O Ministério Público Federal, em parecer sobre o caso, afirmou que as telhas já não tinham valor algum para o patrimônio da União, o que descaracteriza o crime. Com a liminar, os réus poderão aguardar em liberdade pelo menos até que a 6ª Turma do STJ julgue o mérito do Habeas Corpus, no qual a DPU pede o trancamento da ação penal. Ao dar a ordem, Schietti determinou também que seja providenciada a identificação dos moradores de rua, independentemente de sua libertação imediata. Com informações da Assessoria de Imprensa do STJ.

Clique aqui para ler a decisão.
HC 34.4501

Revista Consultor Jurídico, 14 de dezembro de 2015, 10h56

Comentários de leitores

4 comentários

p/ q garantir, se é tão mais fácil punir ?!

Raffael de Carvalho (Estagiário)

312 + estigmatização social + Estado omisso + promotor de acusação = caos jurídico-social.

Insensibilidade social

Joacil da Silva Cambuim (Procurador da República de 1ª. Instância)

Não me surpreende.
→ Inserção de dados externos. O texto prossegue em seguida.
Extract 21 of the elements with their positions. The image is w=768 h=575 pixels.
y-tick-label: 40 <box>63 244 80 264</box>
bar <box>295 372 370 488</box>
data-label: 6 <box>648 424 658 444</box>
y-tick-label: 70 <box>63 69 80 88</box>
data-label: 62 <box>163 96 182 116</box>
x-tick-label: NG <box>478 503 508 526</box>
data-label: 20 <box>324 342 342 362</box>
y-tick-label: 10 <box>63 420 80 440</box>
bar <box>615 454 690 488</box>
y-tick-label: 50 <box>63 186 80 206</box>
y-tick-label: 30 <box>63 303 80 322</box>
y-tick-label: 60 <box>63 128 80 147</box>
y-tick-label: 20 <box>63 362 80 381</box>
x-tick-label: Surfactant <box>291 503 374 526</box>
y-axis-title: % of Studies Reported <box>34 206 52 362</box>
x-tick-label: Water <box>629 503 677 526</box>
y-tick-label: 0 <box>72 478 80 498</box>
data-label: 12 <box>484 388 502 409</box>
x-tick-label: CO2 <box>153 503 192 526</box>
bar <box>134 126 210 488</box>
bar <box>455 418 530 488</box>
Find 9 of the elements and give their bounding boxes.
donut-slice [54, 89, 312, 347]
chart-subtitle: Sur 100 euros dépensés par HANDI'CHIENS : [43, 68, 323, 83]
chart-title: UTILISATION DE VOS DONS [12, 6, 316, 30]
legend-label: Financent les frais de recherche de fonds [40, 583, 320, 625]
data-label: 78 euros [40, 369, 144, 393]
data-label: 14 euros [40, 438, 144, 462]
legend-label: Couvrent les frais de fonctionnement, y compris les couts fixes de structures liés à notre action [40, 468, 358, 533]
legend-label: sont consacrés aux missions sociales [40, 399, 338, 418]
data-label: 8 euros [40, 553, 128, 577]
Já vi casos em que os réus foram condenados em regime fechado por furto igual ou menor. E todos tinham algo em comum: eram probres, quando não também negros. Há muita insenbildiade de alguns juízes e promotores, muitos oriundos das classes mais favorecidas. Alguns tratam réus pobres com total desprezo, às vezes até com sadismo. Vejo constantemente autores de crims de trânsito serem mantidos presos apenas por não terem dinheiro para pagar a fiança. E, o que é mais lamentável, tem juiz - e isso eu presenciei porque atuei no feito - que, quando o autuado em flagrante não tendo o valor de dois salários mínimos, valor da fiança arbitrada pela autoridade policial, ele aumento para vinte mil. Isso mesmo, vinte mil. É ou não sadismo.

Importante?!

Caio Vilela (Estagiário - Civil)

Se direito fundamental não é importante, o que será?